The Circuit Court in Limerick has adjourned a case involving a tax offence charge against Limerick West TD Michael Collins until July.

The charge arose following the failure of Mr Collins to disclose a bogus non-resident account in 2002.

It means the 65-year-old will not now face the tax charge until after the General Election.

Mr Collins, of White Oak, Red House Hill in Patrickswell in Limerick is charged with obtaining a tax clearance certificate under the provisions of the Standards in Public Office Act, by falsely pretending to be tax compliant on a date unknown between 2 May and 31 May 2002.

A charge of cheating the Collector General by obtaining a tax clearance certificate under false pretences, contrary to common law, was dropped by the Director of Public Prosecutions at a court hearing last September.

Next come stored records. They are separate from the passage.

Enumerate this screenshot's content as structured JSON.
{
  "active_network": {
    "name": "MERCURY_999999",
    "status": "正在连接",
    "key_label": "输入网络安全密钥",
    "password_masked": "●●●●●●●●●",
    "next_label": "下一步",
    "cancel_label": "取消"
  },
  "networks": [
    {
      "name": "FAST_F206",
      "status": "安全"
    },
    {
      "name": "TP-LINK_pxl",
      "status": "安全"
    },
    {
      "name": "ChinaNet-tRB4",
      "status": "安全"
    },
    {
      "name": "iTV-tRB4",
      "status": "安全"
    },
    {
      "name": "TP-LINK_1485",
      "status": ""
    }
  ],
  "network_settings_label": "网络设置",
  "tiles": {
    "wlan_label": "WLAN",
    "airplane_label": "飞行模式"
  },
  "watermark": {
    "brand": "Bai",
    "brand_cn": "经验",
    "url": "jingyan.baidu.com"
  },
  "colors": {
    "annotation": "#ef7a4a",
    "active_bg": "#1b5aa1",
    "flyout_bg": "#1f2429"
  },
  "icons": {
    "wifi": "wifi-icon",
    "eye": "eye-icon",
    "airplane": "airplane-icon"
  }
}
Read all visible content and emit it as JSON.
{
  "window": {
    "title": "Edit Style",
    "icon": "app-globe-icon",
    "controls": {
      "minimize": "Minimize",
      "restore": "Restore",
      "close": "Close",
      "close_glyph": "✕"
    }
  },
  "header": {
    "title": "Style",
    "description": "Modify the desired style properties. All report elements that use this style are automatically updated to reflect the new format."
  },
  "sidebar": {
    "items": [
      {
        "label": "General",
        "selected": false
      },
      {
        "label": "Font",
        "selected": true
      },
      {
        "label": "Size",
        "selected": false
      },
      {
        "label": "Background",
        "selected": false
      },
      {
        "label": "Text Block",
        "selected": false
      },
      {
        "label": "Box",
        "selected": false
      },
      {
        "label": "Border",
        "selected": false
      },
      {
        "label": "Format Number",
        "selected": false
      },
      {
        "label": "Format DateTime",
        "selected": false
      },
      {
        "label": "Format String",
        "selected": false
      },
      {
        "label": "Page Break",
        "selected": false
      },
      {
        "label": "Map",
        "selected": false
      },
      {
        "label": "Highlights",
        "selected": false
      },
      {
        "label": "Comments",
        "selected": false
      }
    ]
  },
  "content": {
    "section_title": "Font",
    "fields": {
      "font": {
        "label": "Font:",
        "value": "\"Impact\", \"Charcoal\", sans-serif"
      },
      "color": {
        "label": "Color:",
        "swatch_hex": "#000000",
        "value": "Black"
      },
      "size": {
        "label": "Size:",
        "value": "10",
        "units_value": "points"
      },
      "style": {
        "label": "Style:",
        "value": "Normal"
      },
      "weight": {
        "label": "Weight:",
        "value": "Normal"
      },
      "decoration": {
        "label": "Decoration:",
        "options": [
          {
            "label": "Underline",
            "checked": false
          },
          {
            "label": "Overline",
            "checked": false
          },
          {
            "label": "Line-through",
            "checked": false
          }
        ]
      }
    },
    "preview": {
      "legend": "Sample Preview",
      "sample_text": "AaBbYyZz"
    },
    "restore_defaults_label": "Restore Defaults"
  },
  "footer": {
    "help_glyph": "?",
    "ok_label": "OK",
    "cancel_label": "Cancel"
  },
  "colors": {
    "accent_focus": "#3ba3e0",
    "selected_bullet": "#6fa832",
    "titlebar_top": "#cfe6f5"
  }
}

The charges arose from a garda investigation into Mr Collins' tax affairs that was launched following his failure to disclose the bogus non-resident account.

At today's hearing an application for an adjournment was granted by Judge Carroll Moran.

Defence counsel Paul Green told the judge that, because of the sensitivity of the case, he was anxious that the issue be tried in as dispassionate an atmosphere as possible.

He said the accused was a member of the Oireachtas, which was now at a particular stage in the electoral cycle.

He said there were also personal reasons for seeking the adjournment which he did not want to go into.

Counsel for the DPP did not object to the adjournment and the case was put back until 4 July.